The principal authority can delegate the management of authorisations to someone else, that person is referred to as an Authorisation administrator.

Machine Credential

Icare does not have a phone and so cannot login with a myGovID. Icare is given a Machine Credential instead. This can also be referred to as a Machine-2-Machine credential or M2M credential.

Machine credential administrator (MCA)

The Machine Credential needed by Icare can only be created by the principal authority or a Machine credential administrator (MCA). The principal authority may delegate this authority separately than the Authorisation administrator authority.

What do I need to do?

  1. Create an myGovID

  2. Link your business in RAM

  3. Delegate to an Authorisation administrator and/or Machine credential administrator

  4. Authorise others to access the USI website

  5. Create a Machine Credential for Icare

  6. Import Machine Credential into Icare

Each of these steps is expanded upon below.

Step 1. Create a myGovID

Who

principal authority, Authorisation administrator, Machine credential administrator, USI website users

Where

https://www.mygovid.gov.au/

Guide

How do I set up a myGovID?

Your myGovID will be linked to your email and mobile phone. The email used does not have to be your RTO email address, I would suggest using your personal email address. . Your myGovID can be used as your digital identity whilst acting on behalf of organisations other than the RTO, such as your local cricket club or family trust.

Who

principal authority

Where

RAM

Guide

Principal authority under the Sole trader or eligible individual associate heading

As the principal authority, you need to link your myGovID to the RTO’s ABN before you can authorise others to access government online services on behalf of the RTO.

Tip
If you have trouble linking the RTO’s ABN, please review the Before you start section of the Guide linked above.

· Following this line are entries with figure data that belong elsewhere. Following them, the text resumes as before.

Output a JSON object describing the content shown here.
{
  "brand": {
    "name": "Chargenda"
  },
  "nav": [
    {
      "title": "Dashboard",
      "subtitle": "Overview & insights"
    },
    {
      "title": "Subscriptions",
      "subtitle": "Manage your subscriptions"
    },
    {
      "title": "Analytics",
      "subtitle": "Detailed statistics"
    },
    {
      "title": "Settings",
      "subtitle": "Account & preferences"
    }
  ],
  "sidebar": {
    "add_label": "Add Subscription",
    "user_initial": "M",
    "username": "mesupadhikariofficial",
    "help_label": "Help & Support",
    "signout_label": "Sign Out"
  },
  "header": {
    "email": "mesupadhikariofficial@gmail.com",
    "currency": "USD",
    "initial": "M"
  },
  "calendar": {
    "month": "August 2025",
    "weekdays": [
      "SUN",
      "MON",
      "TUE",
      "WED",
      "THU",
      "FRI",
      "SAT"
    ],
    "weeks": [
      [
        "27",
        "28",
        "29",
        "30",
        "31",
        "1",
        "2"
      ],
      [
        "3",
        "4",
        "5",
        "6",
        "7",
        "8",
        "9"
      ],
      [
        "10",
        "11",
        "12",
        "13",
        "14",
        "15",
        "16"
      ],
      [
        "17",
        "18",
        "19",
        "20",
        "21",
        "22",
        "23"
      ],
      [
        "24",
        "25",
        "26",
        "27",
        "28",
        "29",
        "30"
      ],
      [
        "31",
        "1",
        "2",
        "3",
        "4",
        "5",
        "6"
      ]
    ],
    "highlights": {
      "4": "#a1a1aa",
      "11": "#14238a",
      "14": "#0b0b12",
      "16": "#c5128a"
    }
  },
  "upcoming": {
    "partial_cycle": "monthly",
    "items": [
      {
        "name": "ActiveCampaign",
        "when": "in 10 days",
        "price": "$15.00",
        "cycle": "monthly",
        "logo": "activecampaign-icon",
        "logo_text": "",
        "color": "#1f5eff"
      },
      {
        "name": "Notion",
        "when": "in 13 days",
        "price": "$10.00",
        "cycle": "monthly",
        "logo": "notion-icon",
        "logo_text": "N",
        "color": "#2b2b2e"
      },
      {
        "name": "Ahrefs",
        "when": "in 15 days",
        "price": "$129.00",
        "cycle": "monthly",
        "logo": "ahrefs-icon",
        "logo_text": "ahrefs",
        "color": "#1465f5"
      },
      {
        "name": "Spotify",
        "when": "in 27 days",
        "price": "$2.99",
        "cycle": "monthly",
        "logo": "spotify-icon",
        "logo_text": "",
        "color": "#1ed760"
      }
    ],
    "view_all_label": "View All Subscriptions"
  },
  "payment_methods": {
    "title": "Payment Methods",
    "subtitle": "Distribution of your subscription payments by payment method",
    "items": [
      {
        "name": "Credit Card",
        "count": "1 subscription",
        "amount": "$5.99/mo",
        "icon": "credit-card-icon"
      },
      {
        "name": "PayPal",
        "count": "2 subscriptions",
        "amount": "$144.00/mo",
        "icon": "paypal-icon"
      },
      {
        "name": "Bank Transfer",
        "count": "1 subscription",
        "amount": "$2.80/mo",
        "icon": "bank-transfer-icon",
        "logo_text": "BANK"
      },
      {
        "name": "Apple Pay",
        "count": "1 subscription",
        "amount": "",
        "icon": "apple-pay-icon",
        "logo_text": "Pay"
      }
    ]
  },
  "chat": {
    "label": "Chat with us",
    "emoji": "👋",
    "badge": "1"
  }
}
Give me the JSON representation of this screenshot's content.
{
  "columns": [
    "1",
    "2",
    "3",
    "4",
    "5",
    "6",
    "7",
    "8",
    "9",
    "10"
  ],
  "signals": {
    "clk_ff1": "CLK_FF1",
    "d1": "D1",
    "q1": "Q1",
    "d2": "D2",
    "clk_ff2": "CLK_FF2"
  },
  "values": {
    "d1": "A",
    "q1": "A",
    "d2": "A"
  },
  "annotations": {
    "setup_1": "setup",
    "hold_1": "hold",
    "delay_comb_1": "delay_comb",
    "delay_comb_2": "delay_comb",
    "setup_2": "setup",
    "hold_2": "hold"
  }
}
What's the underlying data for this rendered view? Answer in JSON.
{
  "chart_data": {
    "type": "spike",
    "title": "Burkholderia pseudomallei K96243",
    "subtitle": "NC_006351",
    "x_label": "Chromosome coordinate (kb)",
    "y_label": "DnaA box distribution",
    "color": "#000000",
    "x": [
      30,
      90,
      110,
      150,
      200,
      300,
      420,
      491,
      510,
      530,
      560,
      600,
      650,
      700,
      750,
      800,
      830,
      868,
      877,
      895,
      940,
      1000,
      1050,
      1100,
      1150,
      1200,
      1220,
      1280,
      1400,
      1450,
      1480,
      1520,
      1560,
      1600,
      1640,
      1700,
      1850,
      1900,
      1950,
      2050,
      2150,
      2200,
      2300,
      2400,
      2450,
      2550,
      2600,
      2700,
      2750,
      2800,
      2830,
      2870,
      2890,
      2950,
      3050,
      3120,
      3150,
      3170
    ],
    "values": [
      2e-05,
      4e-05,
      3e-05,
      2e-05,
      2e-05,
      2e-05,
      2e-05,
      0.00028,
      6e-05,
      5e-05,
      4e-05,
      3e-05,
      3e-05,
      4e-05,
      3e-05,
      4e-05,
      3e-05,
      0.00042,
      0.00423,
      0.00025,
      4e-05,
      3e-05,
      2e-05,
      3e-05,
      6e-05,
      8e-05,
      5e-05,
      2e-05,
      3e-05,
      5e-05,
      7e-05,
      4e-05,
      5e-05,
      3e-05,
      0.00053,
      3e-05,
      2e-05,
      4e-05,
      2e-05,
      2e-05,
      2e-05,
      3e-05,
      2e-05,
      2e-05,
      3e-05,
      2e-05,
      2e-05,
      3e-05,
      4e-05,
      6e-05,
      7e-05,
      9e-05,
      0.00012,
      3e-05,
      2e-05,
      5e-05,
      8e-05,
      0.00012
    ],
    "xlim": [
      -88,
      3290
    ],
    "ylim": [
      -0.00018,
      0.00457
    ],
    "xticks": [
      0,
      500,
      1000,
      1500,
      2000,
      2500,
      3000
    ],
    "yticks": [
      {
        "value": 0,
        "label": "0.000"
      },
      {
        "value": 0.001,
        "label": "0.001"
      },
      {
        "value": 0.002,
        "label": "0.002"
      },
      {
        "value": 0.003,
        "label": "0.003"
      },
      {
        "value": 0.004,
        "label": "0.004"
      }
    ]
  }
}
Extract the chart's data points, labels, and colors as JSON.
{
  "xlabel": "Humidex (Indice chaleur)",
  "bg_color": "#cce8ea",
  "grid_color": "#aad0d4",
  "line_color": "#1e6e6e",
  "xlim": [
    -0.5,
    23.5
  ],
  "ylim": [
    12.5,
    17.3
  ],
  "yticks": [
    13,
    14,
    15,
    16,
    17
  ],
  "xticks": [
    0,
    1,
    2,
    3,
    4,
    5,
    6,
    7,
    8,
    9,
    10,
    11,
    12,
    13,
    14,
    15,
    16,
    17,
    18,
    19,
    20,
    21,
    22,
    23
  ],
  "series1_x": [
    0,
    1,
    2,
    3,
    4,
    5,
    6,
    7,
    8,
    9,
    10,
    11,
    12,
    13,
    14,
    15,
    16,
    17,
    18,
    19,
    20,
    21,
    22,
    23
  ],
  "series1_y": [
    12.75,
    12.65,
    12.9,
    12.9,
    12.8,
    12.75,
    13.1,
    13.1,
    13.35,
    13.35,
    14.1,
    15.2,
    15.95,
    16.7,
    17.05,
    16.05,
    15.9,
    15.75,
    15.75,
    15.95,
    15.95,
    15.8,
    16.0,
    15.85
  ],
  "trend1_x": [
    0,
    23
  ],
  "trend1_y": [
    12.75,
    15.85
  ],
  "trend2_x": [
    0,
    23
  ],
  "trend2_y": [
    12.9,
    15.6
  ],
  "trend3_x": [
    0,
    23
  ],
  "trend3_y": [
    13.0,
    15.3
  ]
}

Step 3. Delegate to an Authorisation administrator and/or Machine credential administrator

Who

principal authority

Where

RAM

Guide

Set up authorisations under the Creating a new authorisation heading

As the principal authority, you can optionally delegate authorisation management and Machine Credential creation to someone else.

Tip
In Step 2 of the Add authorisation process tick Authorisation administrator and/or Machine credential administrator as appropriate.

Step 4. Authorise others to access the USI website

Who

principal authority or Authorisation administrator

Where

RAM

Guide

Set up authorisations under the Creating a new authorisation heading

If any staff, other than yourself as the principal authority or Authorisation administrator, need access to the USI website then you need to authorise them in RAM. Staff may use the USI website for the following tasks:

  • Create, Search for and Verify a USI,

  • Download latest suburb/postcode data for Icare.

Tip
In Step 3 of the Add authorisation process look for Unique Student Identifier Organisation Portal under the Department of Education, Skills and Employment agency. Tick Full next to the agency.

Step 5. Create a Machine Credential for Icare

Who

principal authority or Machine credential administrator

Where

RAM

Guide

How to install a Machine Credential

Important
Make sure you install the software before logging into RAM. You will need to restart your browser and confirm the new plugin before logging into RAM.

The software is available from Before you start section of the Gude.

Tip
The keystore path is where the machine credential will be saved. This will be pre-filled in but can be changed if required. I would suggest you leave the default path but copy it or write it down so you can use it in Step 6.
Tip
The keystore password is the password Icare asks for whenever a user performs a USI related action. This password is shared by all users of Icare so do not use a personal password.

Step 6. Import Machine Credential into Icare

Who

Icare user

The Machine Credential created in Step 5 can be imported into Icare by:

  • Log into Icare,

  • click Management,

  • click USI Settings (lower, right),

  • click Import Machine Credential,

  • locate the Machine Credential file:

    • if you copied the keystore path in Step 5 then paste it into the Filename box,

  • click the Open button,

Icare will load the Machine Credential and show it’s details on screen. Check that the Not After date is after March 2020.